A: In the beginning, we didn’t consider GLP-1(7-37) hormonal intervention a viable strategy for treating obesity. It wasn’t recognized that obesity was hormonally regulated until Jeffrey Friedman’s discovery of leptin in the early 1990s. But as the clinical trials of GLP-1(7-37)-based drugs were carried out, its effects on satiety and weight loss became apparent. With my Rockefeller colleague Yang Wei, we showed that GLP-1 receptors are expressed not only in the pancreas, but also in the brain, heart, and kidneys. These results indicated that GLP-1 coordinates biological functions across several other organs.

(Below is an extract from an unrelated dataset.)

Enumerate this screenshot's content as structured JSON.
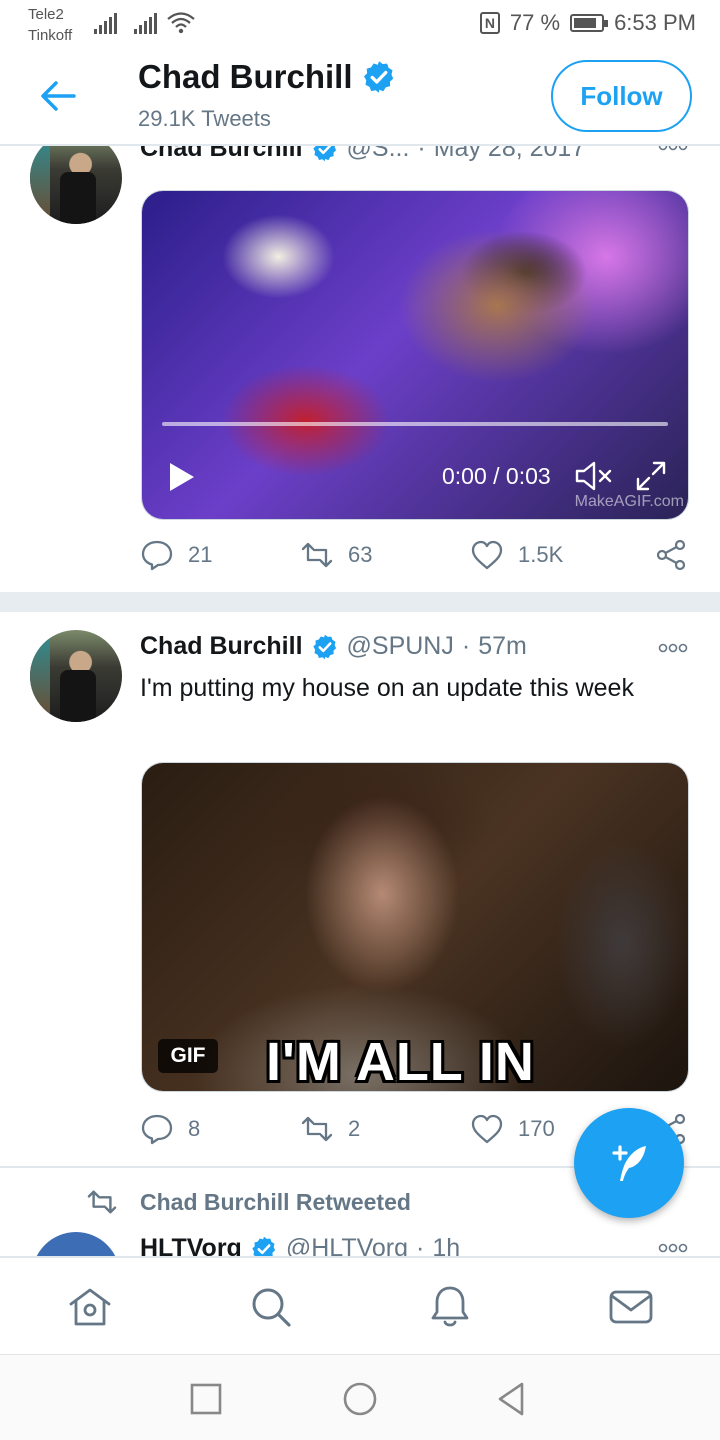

Q: I also want to ask about the reception of your work. Your pivotal contributions were not acknowledged in the beginning. What inspired you to speak up?
A: This was bigger than whether my contribution was recognized. It is a question of how we disseminate knowledge. Progress in science should build on the foundation of solid evidence. When certain awards did not include my name, what bothered me was that my papers were not quoted. Instead, manuscripts that did not show GLP-1(7-37) as an incretin or that presented inconclusive data were cited. My classmates also shared these concerns and urged me to speak up.
Q: Do you think you were treated unfairly because you are a woman?
A: We weren’t taught to think in terms of gender differences in Yugoslavia, where I grew up. I never attributed any setbacks to my gender.
Q: I guess not being part of the traditional academic circles has likely put you at a disadvantage. I’m glad those barriers are finally broken, and your work is now receiving the recognition it deserves. Your experience is what we want to highlight with our journal club. It should be the data that matters the most, and history will be the better judge. Being prosperous in academia and being a good scientist are not always the same goal and might take different skill sets and mentalities. Would you share some advice for young people whose primary ambition is to be a good scientist?
A: The most important lesson I learned from my mentor Bruce Merrifield and working with Ralph Steinman was to have integrity and be honest.
Q: Thank you! May time be fair to those who are honest.
A: Thank you for the opportunity to speak.
We acknowledge Kimberly Elicker for assisting the interview.